A generation of Gen Z creators is already capitalizing on this. They're building AI-powered content operations, testing models like Veo 3.1 and Seedance 2.0, learning what formats perform, and treating AI video production as a legitimate craft. For them, this is what SEO blogging was in 2015 — a gold rush with real returns for people willing to learn the tools.

That window is real. But so is the potential for harm. And the people who treat this as a pure arbitrage play — no disclosure, no ethics, no concern for who gets hurt — are the ones who will eventually get this entire space regulated into the ground for everyone.

Fake Until Proven Real

The default assumption on the internet used to be that content was real unless you had reason to doubt it. A photo was a photo. A video was a video. A person speaking to camera was a person speaking to camera.

That assumption has flipped. We are entering an era where the rational default is suspicion. Everything is fake until proven real. And the infrastructure to prove things are real — verification systems, provenance tracking, content authentication — doesn't exist yet at any meaningful scale.

We're in the gap. The tools to create synthetic content are here, they're cheap, and they're improving every month. The tools to detect, label, and regulate synthetic content are barely in prototype. The people most vulnerable to deception are the ones consuming the most content. And the platforms that could intervene have financial incentives not to.

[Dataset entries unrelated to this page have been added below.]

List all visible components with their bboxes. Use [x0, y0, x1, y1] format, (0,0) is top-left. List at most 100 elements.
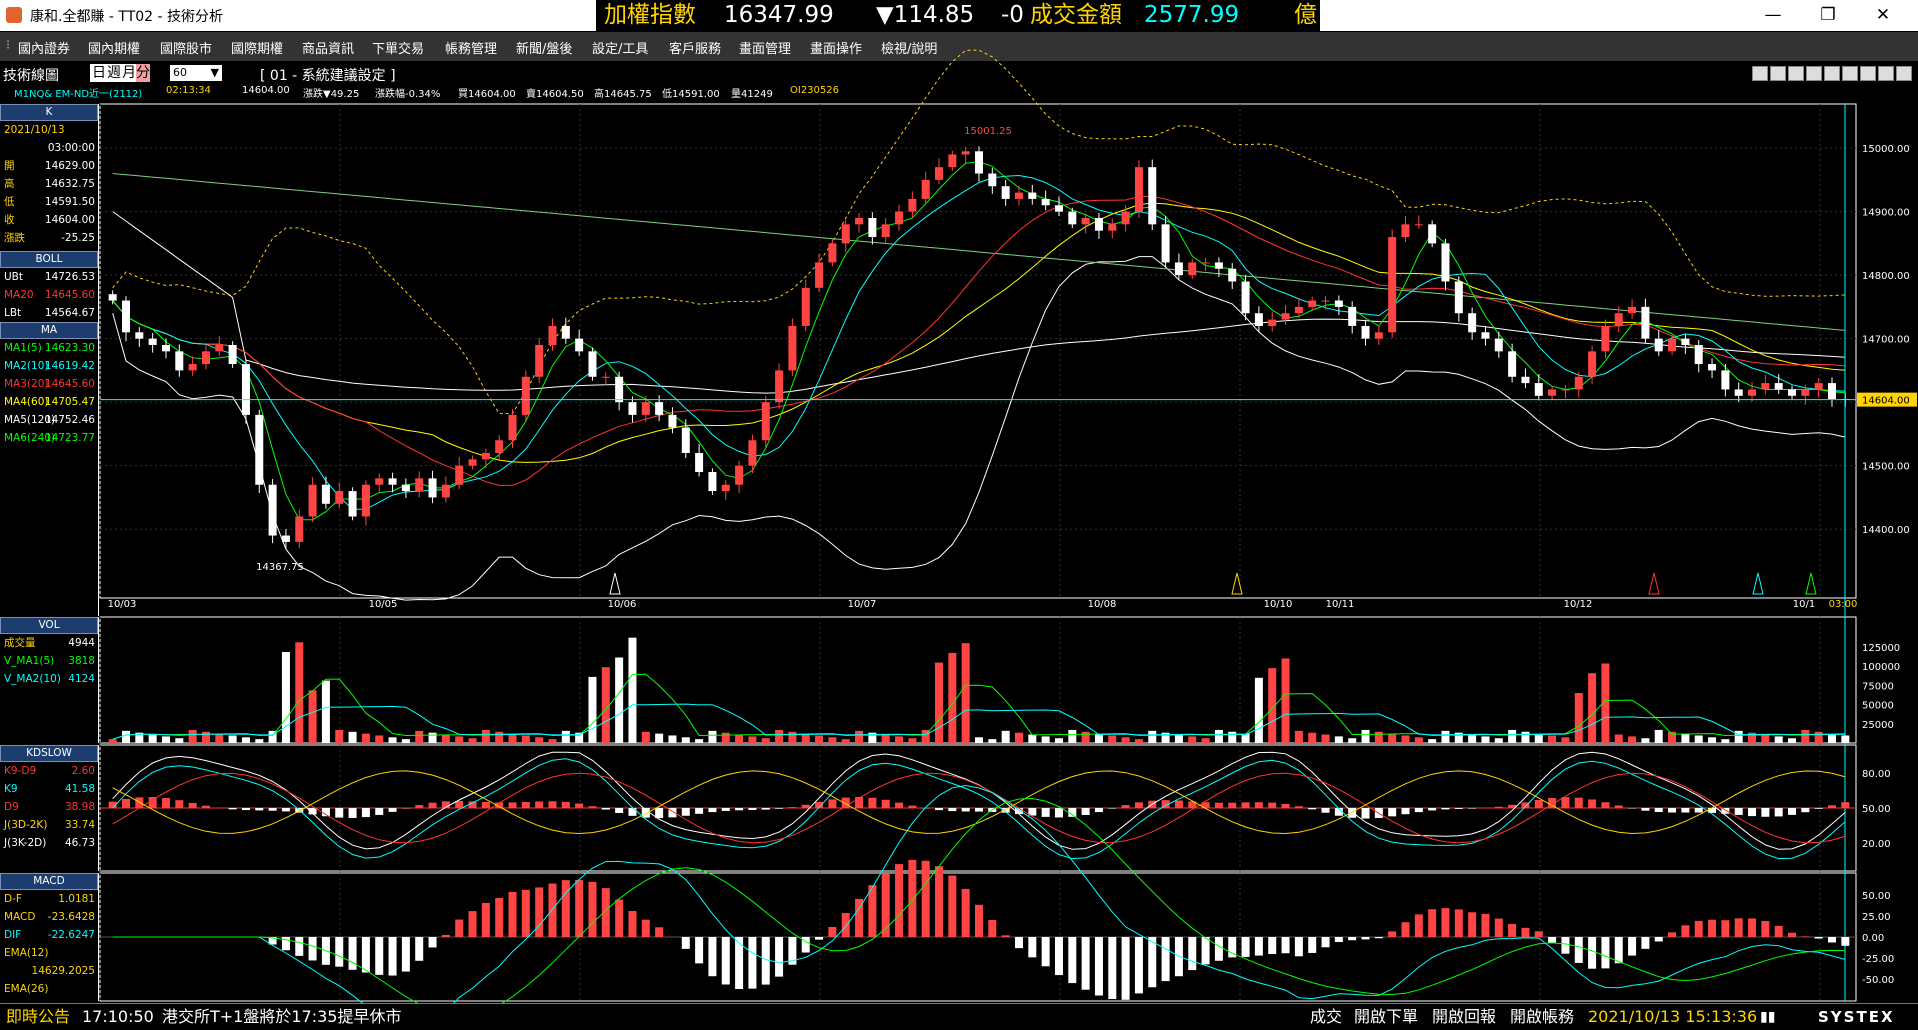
price-axis-tick: 14500.00	[1862, 462, 1910, 473]
volume-bar	[1788, 738, 1796, 743]
candle-body	[229, 345, 237, 364]
volume-bar	[402, 739, 410, 743]
kd-histogram-bar	[1841, 802, 1849, 808]
kd-histogram-bar	[229, 808, 237, 809]
volume-bar	[655, 734, 663, 743]
candle-body	[189, 364, 197, 370]
macd-histogram-bar	[1681, 925, 1689, 937]
volume-bar	[975, 737, 983, 743]
macd-histogram-bar	[1388, 931, 1396, 937]
kd-histogram-bar	[389, 808, 397, 812]
macd-histogram-bar	[1148, 937, 1156, 987]
j-line	[113, 752, 1846, 849]
candle-body	[748, 440, 756, 465]
candle-body	[1455, 281, 1463, 313]
volume-bar	[1775, 736, 1783, 743]
candle-body	[482, 453, 490, 459]
kd-histogram-bar	[1441, 808, 1449, 809]
candle-body	[1441, 243, 1449, 281]
macd-histogram-bar	[1402, 922, 1410, 937]
volume-bar	[1362, 730, 1370, 743]
macd-histogram-bar	[935, 866, 943, 937]
kd-histogram-bar	[415, 805, 423, 808]
macd-histogram-bar	[575, 880, 583, 937]
macd-histogram-bar	[1575, 937, 1583, 963]
candle-body	[509, 415, 517, 440]
kd-histogram-bar	[1695, 808, 1703, 813]
macd-histogram-bar	[1481, 914, 1489, 937]
date-axis-tick: 10/07	[848, 599, 877, 610]
macd-histogram-bar	[1282, 937, 1290, 953]
open-order-button[interactable]: 開啟下單	[1354, 1004, 1418, 1030]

I don't have a clean solution. But I know what needs to happen:

  • Mandatory labeling. Platforms should require accounts to disclose when content is AI-generated. Not optional. Not opt-in. Required, with visible labels on every post.
  • Algorithmic accountability. If your algorithm is disproportionately serving synthetic content to vulnerable demographics, that should be a regulatory concern.
  • Media literacy at scale. We teach kids about stranger danger. We need the equivalent for synthetic media — and we need it aimed at adults, not just children.
  • Platform liability. If a fake AI influencer defrauds people on your platform and you had the tools to detect it but chose not to, you should bear some responsibility.

None of this will happen fast enough. Yang Mun already happened. The next Yang Mun is already being built. And the one after that will be harder to detect, more sophisticated in its monetization, and targeted at people who have no idea they're interacting with a fiction.

The internet isn't getting more trustworthy. It's getting less. And the people who understand that — whether they're building with AI or trying to protect others from it — have a responsibility to say it out loud.

Even when they're part of the problem.